I beheld Nirvana. I can't describe how it looked, because I also beheld the Divine who stood at the threshold of light.

The statues and paintings in the temples capture what the words of those who witnessed say, and what the imagination of the artist adds. Sometimes They appear cumbersome, sometimes—sublimely perfect. The artists attempt to render the precise number and shape of limbs and heads, fangs and tails, hair and wings, all that which makes a Divine whole. But only seeing a Divine one can truly grasp that They are neither male nor female, neither beast nor human, yet harmonious in look, movement, and presence.

They who appeared to us in the cave temple were magnificent. They looked upon us with benevolent golden eyes set in their five fiery heads.

'I can ask,' I thought. 'If Lukka could, I can too! I'm strong, I'm valiant, I am afraid of nothing!'

And even with me sitting on my heels, my knees turned to wet mud. I dropped my weeping eyes to the floor, to the brown stone speckled with gold, cold and moist, not sun-warmed to the touch like it was on the Piazza Divina. I could not bear to look at the glory of the Divine, let alone speak.

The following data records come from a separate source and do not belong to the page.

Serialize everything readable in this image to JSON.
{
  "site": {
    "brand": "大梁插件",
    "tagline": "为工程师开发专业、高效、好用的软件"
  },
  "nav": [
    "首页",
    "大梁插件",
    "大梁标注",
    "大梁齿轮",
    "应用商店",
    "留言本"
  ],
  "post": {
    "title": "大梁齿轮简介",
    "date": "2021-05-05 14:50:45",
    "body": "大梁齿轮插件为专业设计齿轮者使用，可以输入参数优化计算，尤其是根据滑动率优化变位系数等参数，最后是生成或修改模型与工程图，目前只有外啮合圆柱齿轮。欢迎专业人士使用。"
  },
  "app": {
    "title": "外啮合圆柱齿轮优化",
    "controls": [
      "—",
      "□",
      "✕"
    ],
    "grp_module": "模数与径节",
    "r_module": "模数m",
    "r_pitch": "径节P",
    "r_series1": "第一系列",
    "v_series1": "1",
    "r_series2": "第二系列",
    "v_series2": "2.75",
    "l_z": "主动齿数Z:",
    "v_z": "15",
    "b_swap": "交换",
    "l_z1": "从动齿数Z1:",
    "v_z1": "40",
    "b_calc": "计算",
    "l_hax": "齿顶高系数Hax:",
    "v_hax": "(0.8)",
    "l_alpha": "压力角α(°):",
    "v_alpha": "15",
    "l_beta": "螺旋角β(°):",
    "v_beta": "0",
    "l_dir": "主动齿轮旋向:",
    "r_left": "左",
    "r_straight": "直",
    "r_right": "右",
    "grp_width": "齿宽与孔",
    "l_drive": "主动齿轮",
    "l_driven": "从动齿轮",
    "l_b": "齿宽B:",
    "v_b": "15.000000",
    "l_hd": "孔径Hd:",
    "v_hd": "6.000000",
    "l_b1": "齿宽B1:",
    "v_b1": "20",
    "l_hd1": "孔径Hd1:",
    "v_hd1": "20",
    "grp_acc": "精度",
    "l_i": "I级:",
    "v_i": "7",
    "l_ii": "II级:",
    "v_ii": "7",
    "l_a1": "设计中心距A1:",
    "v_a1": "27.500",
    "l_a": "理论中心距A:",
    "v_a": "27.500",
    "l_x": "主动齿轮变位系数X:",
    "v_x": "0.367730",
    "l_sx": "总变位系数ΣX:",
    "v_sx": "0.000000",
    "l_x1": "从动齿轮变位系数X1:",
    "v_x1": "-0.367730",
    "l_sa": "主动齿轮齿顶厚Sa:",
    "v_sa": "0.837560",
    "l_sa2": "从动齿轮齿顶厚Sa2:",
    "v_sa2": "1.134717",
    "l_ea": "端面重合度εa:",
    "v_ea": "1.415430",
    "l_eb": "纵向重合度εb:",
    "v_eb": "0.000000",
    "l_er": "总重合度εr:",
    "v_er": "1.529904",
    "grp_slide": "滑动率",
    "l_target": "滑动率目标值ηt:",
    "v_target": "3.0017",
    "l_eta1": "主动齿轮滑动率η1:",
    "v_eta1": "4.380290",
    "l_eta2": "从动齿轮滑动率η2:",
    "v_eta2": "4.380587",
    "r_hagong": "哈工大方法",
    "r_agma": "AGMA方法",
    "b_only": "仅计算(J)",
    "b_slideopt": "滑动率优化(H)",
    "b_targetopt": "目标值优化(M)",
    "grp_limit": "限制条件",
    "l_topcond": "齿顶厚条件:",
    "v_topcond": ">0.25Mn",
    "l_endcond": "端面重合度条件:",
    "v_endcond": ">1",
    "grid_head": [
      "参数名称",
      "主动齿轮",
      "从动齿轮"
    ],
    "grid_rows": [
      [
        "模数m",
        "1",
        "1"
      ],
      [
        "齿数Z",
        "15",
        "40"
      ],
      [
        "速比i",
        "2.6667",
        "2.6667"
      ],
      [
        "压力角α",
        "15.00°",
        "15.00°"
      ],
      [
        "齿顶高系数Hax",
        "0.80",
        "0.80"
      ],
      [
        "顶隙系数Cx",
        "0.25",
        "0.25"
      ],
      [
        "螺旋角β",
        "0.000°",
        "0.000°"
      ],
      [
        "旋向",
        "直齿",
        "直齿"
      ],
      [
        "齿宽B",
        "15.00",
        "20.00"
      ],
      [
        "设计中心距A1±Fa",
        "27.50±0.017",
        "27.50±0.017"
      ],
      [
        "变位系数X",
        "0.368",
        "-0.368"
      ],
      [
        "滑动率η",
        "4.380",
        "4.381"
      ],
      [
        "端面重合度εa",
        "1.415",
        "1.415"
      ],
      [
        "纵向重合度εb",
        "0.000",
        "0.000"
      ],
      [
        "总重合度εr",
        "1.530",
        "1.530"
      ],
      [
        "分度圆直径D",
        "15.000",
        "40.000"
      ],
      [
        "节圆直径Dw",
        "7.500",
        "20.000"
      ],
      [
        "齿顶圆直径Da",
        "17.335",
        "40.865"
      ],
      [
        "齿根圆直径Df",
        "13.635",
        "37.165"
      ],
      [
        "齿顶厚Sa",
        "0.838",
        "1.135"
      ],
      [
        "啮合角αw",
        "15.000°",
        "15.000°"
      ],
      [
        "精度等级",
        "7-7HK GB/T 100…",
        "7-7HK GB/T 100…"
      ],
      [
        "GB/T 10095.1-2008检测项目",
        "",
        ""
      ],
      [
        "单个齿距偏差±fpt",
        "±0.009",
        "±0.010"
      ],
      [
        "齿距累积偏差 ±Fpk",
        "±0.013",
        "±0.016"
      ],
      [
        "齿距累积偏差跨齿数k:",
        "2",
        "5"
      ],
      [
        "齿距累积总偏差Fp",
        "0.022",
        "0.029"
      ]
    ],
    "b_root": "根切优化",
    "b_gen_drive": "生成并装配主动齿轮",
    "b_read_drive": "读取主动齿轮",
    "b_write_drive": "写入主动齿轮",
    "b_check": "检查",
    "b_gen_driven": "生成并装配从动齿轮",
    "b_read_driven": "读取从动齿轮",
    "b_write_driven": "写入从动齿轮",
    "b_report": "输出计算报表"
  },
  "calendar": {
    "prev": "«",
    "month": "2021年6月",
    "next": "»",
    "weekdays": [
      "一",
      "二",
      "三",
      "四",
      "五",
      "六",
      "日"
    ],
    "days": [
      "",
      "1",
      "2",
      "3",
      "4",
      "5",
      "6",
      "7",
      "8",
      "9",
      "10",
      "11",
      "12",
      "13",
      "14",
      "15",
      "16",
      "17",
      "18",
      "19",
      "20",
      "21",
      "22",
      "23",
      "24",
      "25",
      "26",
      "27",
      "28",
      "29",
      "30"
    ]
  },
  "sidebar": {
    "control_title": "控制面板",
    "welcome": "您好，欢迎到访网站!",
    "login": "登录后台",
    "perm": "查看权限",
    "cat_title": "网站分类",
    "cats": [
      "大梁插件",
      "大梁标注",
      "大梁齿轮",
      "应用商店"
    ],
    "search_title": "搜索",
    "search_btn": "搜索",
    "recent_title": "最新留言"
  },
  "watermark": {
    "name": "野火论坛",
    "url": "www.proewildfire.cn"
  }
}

I felt like I might never rise from my trembling knees.

Despite the absence of owl wings and tears, my heart told me that this wasn't Mansoora who stood before me, but Gala. Gala, at whose bosom I was raised after my mother's death. Gala, whom I abandoned in adolescence. Gala, I had forsaken for Mythra.

How could I plead with Them, when my conscience paraded my imperfect words and deeds before me?

If I didn't move before the light of the portal faded, gone would be my last and only hope for Basilissa. For my plan wasn't to seek a congress with a Divine to birth a half-divine child. My intention was to ask for healing.

All I had left to do was to stand up and walk. And I couldn't. I came so close only for my past to wall me off. My sins forbade me to approach the shining goal within my sight.

I stole a guilty glance at Xenophonta. She had no trouble devouring Gala with her eyes. The girl's lips parted, her cheeks turned to flames. None of the crushing guilt that pressed me into the floor showed on her features.

"Xenophonta, I erred," I whispered. "My strength is second to none, but it's only good in mortals' battles. I'm useless for spiritual quests."

Xenophonta turned her eyes on me. They glowed with the reflected green-gold of the Divine's gaze. "I'm glad you know yourself at last, Mother."

A long shadow fell across me.

"Please, Ismar," Parneres begged in a quivering voice. It was his shadow.